Want easy access to all chemical patents?

Get a license in our online shop.

Start your research immediately.

order




Fully automated processing of 50.000 patent documents every week

Cippix Database is updated on a regular basis every week. No editorial system can cope with the this amount of information in just hours. Instead, Cippix uses proprietary technology to extract all chemical entities from these documents in a fully automated manner.

Cippix attempts to recognise all named chemical entities of the document including exemplified compounds, synthetic procedures, reactants, intermediates, catalysts, solvents, reference compounds, prophetic compounds by IUPAC and IUPAC-like names, USAN, INN, trade and trivial names, and other synonyms.

 

Perfect recognition in an imperfect world

Cippix extracts chemical entities from full text documents issued by various patent offices. These documents are prone to a number of challenges that make recognition difficult. Text quality may have suffered from setting and reformatting. Human error leads to misspelled names and ambiguities. During the conversion into plain text sub- and superscripted numbers, often important to comply with the IUPAC naming standard, may get lost. Moreover, many official full text documents are actually derived from hard copies that were re-scanned and OCRed. 

Cippix recognises more than 99.99% of well-formed names. Most common OCR-related errors, like the inclusion of blanks and/or minus blanks somewhere in the name are recognised and are be corrected automatically in more than 85%. Misspellings are widely accepted, which increases coverage but can sometimes lead to the erroneous recognition of non-chemical words as chemical entities.

 

Multilanguage support

Cippix Chemical Content Recognition supports multiple languages: English, German, French, and Japanese.

 

Lexicographical and structural chemical indexes

Cippix uses both, lexicographical and structural chemical indexes. There are a number of names in the lexicographical index which have no chemical structure. Reasons for this are: ambiguous names, wrong names, missing brackets, harsh typos and similar. Cippix recognises also generic names that describe classes of compounds rather than single compounds, like aminoacids. Likewise, complex names of polymers and copolymers re recognised.
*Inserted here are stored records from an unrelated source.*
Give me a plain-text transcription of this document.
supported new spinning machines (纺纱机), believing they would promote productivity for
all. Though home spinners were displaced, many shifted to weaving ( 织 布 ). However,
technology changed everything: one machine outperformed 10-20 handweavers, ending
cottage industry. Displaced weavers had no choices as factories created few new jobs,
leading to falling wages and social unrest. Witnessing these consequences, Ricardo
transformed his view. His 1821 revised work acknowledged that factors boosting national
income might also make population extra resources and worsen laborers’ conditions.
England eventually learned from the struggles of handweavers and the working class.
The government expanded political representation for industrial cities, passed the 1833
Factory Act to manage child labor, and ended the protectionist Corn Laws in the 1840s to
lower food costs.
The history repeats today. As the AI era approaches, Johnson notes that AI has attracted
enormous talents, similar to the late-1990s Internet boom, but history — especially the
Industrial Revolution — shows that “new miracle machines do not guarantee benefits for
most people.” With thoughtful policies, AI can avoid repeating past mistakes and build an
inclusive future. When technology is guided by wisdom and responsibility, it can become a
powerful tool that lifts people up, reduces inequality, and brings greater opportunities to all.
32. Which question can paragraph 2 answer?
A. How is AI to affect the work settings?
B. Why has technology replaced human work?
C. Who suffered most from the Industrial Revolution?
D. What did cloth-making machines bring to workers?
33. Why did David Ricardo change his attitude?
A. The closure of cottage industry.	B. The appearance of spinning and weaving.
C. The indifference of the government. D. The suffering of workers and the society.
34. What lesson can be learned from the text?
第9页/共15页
While such names are recognised and included in the lexicographical index, they are not included in the structural index.

With Cippix you can research both, the lexicographical and the structural index with unique, specially designed methods.

 

Searching the lexicographical index

Searching for an exact name may appear a trivial task. But the name of a compound comes often with different spellings in different documents. In fact, it is hard to cover all different spellings exactly for a given IUPAC name. Cippix has developed a unique tool that allows for the search of similar names, which solves the problem in an elegant way.

Moreover, the chemical name similarity is used to generate Tentative Structures, i.e., reasonable structures for problematic names which cannot directly converted into chemical structures.

Different languages produce different compound names. Cippix Name Similarity identifies  related compound names even from different languages. An English compound name will thus retrieve alternative English spellings plus German and French spellings as well!

 

Searching the structural index

Cippix supports classical exact, simple and advanced substructure searches. Cippix  features advanced query atoms, flexible query bond types, fragment superstructures and even R-groups and Markush search. Moreover, Cippix provides special compound similarity searches, which can identify compounds related to the query.

The underlying technology has been optimised such that all kinds of Medicinal Chemistry alterations to a compounds are covered: bioisosteric ring systems, chain length alterations, cyclysations, isomers, and more.

Further, Cippix provides a unique fuzzy substructure search. This helps identifying compounds that have structural features similar but not necessarily identical to the query.

 

Simple queries give rich hit lists

Cippix search methods are perfectly suited for the occasional researcher. Keep your query simple and let Cippix care for the results. There is no need in defining complex R-group and Markush queries but you can do so in the advanced structure search.

All results are relevance-ranked and allow the adjustment of the similarity threshold.